“I just filed a petition a few minutes ago before the Constitutional Court in Karlsruhe to have the NPD’s conformity to the constitution recognised,” said National Democratic Party of Germany head Holger Apfel in a video posted Tuesday on the party website.
A court spokesman confirmed to news agency AFP that the petition had been filed, while Apfel said that if it were rejected he would be ready to turn to the European Court of Human Rights.
In March, Germany’s regional interior ministers announced that they would try to assemble a case towards getting the NPD banned. Having given themselves half a year to gather evidence, they are not expected to file a formal request until next month.

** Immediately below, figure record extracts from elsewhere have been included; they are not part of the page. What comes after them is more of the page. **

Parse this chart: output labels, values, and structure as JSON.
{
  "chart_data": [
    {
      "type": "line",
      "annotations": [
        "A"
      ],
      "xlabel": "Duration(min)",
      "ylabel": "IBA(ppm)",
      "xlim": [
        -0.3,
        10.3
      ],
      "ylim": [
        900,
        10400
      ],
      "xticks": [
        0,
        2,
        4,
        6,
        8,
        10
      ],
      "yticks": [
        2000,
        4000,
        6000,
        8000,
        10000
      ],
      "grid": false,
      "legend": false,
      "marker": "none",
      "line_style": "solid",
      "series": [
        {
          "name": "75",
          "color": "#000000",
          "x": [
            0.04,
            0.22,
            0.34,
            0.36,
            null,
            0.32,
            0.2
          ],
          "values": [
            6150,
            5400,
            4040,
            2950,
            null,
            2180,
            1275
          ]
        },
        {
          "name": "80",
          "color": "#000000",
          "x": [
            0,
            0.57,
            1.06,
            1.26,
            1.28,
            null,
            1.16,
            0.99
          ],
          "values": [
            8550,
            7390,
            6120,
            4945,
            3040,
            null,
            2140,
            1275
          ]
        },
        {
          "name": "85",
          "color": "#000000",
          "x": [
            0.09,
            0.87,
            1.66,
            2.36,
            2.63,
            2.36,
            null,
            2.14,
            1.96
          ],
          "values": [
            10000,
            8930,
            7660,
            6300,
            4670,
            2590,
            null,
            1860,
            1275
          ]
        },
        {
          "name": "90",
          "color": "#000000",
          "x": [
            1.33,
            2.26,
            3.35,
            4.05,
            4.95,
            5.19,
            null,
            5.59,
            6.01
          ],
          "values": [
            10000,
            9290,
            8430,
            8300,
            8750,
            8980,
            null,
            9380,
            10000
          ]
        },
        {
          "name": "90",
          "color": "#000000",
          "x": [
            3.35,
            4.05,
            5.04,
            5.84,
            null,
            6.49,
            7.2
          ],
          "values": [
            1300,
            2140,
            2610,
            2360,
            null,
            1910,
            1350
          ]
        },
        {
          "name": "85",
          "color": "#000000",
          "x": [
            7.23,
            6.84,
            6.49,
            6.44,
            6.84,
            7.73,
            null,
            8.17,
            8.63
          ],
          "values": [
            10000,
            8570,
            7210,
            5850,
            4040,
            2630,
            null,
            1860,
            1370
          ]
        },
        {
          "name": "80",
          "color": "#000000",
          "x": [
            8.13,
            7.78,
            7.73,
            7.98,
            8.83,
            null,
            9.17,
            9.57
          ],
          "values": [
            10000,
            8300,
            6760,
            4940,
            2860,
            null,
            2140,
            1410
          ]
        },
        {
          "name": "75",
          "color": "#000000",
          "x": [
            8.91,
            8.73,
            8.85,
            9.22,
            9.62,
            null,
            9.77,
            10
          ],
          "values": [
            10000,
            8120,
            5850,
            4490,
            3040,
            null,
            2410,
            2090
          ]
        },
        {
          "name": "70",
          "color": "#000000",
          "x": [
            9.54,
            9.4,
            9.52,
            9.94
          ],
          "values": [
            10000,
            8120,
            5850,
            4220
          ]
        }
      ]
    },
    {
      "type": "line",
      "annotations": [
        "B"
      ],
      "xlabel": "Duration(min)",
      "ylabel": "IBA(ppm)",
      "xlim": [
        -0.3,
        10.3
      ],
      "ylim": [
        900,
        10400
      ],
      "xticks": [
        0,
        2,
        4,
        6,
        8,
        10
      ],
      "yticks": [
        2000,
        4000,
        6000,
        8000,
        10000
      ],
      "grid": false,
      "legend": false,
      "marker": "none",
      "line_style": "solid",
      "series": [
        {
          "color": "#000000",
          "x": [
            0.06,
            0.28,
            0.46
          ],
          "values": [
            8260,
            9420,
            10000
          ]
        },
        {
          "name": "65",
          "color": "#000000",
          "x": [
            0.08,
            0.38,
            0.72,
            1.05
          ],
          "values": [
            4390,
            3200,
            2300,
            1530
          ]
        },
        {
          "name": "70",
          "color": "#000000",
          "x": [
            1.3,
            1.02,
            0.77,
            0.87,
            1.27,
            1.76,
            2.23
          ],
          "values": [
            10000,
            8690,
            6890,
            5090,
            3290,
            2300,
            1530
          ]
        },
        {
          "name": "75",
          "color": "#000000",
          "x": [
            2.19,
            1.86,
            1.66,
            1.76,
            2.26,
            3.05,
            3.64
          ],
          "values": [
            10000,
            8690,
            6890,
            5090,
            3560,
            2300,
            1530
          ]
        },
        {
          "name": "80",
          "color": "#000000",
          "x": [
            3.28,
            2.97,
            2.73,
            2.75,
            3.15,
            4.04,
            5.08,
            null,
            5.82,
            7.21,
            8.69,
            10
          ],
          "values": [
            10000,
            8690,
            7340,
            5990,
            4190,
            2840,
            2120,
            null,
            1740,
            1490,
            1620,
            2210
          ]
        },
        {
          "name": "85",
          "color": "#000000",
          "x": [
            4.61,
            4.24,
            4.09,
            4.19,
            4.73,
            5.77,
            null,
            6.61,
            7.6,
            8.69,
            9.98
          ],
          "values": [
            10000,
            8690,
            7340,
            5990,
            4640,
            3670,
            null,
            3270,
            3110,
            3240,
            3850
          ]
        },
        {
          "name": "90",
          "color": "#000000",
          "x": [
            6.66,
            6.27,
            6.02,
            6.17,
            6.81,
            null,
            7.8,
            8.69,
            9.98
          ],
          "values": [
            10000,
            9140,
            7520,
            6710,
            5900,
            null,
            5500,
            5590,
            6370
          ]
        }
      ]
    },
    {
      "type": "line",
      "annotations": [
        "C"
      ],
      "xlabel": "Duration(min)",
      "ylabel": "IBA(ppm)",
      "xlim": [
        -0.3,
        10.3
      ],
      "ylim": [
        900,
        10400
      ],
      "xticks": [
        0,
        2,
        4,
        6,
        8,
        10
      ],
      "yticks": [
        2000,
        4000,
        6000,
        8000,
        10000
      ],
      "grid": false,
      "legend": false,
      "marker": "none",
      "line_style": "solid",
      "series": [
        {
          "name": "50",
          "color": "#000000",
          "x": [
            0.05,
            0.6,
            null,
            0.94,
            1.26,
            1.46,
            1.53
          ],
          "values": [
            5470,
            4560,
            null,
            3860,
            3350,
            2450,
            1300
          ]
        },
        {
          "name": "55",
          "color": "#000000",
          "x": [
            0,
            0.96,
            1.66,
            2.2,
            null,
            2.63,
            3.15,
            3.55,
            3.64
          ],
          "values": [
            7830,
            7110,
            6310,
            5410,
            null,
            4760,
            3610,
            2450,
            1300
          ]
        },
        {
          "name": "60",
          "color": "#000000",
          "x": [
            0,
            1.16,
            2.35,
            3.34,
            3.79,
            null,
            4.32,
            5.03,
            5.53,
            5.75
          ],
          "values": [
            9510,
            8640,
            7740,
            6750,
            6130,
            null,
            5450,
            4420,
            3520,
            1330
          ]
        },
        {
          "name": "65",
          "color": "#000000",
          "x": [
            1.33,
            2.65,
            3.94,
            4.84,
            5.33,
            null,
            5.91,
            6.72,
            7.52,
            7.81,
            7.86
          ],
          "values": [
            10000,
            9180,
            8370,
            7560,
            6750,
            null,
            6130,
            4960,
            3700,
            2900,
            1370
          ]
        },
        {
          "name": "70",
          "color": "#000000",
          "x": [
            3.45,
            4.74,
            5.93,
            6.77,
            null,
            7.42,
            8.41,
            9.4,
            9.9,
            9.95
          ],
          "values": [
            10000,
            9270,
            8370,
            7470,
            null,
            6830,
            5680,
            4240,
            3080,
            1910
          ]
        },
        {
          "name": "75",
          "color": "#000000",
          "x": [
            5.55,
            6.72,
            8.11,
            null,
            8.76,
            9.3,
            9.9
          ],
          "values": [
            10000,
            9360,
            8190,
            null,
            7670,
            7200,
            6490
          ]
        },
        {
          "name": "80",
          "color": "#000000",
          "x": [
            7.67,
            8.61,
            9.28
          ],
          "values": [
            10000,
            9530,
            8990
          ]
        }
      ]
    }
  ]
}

In November of last year, a poll showed that three-quarters of Germans wanted a ban on the NPD, in a survey that followed the discovery of an extreme far-right cell believed to have murdered 10 people, mainly Turkish shopkeepers.
Last week, German prosecutors said they brought murder charges against 37-year-old Beate Zschäpe, who is said to have been at the heart of the neo-Nazi cell accused of the seven-year killing spree.
In existence since 1964, the NPD won 1.5 percent of the vote at the last national elections in 2009.
In 2003, a first attempt to ban the NPD failed, when the Constitutional Court – the only court able to make such a pronouncement – argued that the presence of undercover intelligence officers in the party posed a legal complication.